Gov. Baker says he’s spoken to President-elect Donald Trump

BOSTON (AP) - Gov. Charlie Baker says he’s spoken with Donald Trump and doesn’t believe the president-elect will try to punish Massachusetts for supporting rival Hillary Clinton during the presidential election.

Baker said Monday during his monthly segment on WGBH-FM that he called Trump ahead of the Thanksgiving holiday.

“I did reach out to him,” Baker said. “I wished him and his family a happy Thanksgiving. I congratulated him on his victory, and we talked for about four or five minutes.”

The Republican governor described his conversation with the incoming Republican president as a social call and said it lasted about four or five minutes.

“It was polite and it was cordial, and that was kind of that,” Baker added. “I did think it was important for me to reach out and to say congratulations and to offer our assistance if appropriate.”

Baker said Trump responded in kind, saying “thanks for the call and thanks for the good wishes.”

During the campaign Baker repeatedly said he didn’t believe Trump had the temperament to serve as president. Baker said he didn’t vote for Trump or Clinton on Election Day.

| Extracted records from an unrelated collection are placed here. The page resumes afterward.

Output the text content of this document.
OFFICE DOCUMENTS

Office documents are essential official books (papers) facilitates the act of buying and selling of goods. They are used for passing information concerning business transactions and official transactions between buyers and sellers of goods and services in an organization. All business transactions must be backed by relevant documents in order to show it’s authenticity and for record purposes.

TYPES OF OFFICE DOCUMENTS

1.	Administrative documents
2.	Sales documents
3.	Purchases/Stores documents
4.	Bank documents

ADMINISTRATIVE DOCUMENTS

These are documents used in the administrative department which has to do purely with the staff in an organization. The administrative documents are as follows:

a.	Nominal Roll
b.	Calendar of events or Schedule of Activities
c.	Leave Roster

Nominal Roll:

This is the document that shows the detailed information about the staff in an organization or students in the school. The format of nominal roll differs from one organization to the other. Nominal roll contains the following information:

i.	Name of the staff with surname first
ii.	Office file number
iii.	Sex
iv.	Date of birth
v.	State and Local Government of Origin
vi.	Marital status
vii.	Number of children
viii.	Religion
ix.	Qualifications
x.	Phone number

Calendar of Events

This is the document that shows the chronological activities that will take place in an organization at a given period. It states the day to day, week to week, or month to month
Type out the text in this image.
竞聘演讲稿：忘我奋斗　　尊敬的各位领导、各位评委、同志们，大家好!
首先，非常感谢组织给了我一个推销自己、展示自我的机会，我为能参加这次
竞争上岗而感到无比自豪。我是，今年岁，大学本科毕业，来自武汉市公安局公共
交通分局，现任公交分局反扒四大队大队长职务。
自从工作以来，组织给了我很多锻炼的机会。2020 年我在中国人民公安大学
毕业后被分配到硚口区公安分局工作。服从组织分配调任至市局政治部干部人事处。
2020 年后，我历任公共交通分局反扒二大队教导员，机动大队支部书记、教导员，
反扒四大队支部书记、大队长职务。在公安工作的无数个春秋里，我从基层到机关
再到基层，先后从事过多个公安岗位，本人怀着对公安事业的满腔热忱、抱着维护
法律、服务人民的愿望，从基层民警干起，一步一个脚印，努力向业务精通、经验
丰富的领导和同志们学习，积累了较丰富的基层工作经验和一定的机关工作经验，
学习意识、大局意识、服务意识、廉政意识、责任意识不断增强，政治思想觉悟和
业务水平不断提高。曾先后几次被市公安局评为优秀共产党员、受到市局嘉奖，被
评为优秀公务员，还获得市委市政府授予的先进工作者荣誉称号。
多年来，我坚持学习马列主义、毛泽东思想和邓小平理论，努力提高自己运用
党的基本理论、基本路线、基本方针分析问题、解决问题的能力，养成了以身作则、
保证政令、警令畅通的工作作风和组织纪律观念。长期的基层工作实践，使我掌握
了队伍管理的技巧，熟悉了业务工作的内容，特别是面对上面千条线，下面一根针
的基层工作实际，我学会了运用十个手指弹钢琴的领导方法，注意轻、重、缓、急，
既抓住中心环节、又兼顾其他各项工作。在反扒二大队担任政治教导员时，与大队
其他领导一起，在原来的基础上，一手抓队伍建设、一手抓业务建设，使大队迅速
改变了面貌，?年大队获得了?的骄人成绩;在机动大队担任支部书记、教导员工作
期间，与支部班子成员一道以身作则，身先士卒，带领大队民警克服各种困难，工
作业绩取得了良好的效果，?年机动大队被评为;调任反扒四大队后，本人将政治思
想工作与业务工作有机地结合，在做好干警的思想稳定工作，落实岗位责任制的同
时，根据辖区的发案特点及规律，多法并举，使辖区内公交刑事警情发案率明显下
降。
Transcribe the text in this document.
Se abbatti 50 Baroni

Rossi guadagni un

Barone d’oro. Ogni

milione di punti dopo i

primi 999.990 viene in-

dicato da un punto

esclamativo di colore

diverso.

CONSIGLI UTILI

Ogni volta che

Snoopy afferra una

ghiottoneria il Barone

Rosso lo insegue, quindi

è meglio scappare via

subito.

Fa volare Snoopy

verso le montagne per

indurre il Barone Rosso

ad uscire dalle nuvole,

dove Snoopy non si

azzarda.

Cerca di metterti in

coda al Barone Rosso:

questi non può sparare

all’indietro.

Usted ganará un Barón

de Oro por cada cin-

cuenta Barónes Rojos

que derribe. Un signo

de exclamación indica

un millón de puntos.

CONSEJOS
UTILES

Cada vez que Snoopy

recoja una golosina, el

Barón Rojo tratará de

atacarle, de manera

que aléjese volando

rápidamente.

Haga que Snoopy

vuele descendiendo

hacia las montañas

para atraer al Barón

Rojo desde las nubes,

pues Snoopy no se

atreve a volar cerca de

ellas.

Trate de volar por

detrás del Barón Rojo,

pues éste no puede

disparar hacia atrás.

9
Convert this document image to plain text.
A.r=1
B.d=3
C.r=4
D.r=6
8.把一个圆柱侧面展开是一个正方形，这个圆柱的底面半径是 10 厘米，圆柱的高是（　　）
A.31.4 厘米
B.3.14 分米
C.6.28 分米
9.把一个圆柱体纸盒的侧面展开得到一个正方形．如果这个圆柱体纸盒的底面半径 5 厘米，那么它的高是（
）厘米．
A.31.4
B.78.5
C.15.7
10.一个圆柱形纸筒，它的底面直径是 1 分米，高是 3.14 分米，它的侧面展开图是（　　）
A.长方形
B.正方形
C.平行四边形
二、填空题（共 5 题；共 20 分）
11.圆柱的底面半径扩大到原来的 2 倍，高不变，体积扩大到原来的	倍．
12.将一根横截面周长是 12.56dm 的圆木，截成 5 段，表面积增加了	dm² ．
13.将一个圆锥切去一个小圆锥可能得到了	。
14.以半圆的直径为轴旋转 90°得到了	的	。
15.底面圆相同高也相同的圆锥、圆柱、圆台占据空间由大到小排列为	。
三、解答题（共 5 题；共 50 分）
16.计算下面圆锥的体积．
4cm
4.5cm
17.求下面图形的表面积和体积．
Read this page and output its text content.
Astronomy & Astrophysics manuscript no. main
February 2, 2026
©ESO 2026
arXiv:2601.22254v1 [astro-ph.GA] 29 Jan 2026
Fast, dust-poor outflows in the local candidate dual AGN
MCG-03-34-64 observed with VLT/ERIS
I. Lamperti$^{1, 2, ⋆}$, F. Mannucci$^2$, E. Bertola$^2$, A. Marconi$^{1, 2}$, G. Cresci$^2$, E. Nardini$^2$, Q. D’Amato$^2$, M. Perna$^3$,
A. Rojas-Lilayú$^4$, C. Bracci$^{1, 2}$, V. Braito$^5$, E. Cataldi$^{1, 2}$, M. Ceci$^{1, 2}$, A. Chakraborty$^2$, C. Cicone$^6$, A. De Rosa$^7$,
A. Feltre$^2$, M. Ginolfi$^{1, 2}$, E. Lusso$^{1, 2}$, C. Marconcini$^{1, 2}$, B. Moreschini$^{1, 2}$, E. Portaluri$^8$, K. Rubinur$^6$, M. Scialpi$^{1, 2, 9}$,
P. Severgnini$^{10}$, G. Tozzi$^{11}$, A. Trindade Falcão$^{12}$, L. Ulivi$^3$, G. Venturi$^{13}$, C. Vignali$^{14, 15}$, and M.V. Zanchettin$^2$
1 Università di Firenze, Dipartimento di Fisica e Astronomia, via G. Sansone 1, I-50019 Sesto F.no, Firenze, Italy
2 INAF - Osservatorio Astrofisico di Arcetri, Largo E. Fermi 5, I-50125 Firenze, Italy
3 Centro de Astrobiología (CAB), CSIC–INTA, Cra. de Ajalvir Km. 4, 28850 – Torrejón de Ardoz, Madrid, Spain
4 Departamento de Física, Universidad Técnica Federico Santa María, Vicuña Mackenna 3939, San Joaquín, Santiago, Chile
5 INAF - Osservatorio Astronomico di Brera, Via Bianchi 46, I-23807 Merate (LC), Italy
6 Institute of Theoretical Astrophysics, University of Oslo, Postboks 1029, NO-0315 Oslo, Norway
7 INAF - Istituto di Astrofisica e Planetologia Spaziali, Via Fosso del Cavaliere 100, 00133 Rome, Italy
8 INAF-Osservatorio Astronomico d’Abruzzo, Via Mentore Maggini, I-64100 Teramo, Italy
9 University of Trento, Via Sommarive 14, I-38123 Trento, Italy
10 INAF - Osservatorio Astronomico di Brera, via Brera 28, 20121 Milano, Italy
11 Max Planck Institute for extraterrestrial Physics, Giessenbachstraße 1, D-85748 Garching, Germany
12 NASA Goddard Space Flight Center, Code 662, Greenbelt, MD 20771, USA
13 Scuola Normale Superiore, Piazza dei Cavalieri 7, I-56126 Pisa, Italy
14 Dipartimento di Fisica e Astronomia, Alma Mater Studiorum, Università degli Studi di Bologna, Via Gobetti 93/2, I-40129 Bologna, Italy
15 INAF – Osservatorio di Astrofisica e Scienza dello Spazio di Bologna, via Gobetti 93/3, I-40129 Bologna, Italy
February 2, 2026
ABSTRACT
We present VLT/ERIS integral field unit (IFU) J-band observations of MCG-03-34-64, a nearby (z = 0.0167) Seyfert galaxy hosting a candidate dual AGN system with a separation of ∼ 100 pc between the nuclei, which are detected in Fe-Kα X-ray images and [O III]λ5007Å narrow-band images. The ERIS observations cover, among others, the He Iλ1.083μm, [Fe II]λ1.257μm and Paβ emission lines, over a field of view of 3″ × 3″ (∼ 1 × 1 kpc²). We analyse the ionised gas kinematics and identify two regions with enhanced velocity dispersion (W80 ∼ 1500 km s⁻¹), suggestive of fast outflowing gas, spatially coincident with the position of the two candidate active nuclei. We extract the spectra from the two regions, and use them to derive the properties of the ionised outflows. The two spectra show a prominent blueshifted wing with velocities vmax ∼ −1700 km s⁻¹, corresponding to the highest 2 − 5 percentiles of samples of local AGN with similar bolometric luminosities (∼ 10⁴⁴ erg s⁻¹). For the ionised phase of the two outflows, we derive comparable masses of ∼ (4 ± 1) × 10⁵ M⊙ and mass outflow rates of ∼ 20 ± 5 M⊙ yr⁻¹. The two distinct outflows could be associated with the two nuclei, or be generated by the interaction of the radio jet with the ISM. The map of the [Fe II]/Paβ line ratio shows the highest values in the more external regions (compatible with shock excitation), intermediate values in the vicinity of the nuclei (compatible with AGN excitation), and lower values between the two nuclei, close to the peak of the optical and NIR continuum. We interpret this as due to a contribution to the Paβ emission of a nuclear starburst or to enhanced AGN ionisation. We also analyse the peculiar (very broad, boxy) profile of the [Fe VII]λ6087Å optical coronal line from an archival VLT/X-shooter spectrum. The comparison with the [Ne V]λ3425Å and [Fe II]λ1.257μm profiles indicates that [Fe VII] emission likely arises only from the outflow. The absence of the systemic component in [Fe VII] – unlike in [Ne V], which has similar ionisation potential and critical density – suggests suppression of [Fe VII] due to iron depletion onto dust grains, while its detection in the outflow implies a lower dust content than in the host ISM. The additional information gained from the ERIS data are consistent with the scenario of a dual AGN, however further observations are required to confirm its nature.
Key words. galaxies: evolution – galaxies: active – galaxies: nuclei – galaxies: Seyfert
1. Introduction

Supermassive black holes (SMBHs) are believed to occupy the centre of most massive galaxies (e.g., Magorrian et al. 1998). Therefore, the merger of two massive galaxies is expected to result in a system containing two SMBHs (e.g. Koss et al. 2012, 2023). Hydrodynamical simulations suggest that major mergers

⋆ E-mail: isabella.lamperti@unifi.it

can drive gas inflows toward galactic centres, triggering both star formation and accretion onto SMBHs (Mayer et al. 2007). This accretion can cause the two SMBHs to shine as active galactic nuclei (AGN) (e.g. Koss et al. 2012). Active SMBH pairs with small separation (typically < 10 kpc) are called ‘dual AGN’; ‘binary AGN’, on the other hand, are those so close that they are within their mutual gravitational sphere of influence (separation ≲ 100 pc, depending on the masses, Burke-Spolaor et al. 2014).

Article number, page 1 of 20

Despite his public rejection of Trump — and the state’s overwhelming support for Democrat Clinton, who garnered more than 58 percent of the Massachusetts vote compared with Trump’s 32 percent — Baker says he doesn’t think the state will suffer with Trump in the White House.

Baker specifically said he wasn’t worried that Trump might try to pull $1 billion in federal support for the long-delayed 4.5-mile plan to extend the MBTA’s Green Line to Somerville and Medford.

“Everybody’s worried about all kinds of things, and I understand that on some level, but on the other level we should remember that it’s a big complicated federal government,” Baker said.

He noted that the money for the Green Line extension was part of a federal appropriation.

“You would have to go back and de-appropriate it,” he said.

Baker also says he won’t accept a job in the Trump administration if offered, saying he is committed to the job that voters elected him to fulfill in 2014.

In another portion of the radio show, Baker declined to say whether he would seek re-election in 2018, although he’s given no indication that he doesn’t want a second term. Baker has continued to pull in campaign donations during the past two year and had more than $4.4 million in his campaign account as of mid-November.

Baker said he and Lt. Gov. Karyn Polito have agreed not to make an official announcement until 2017.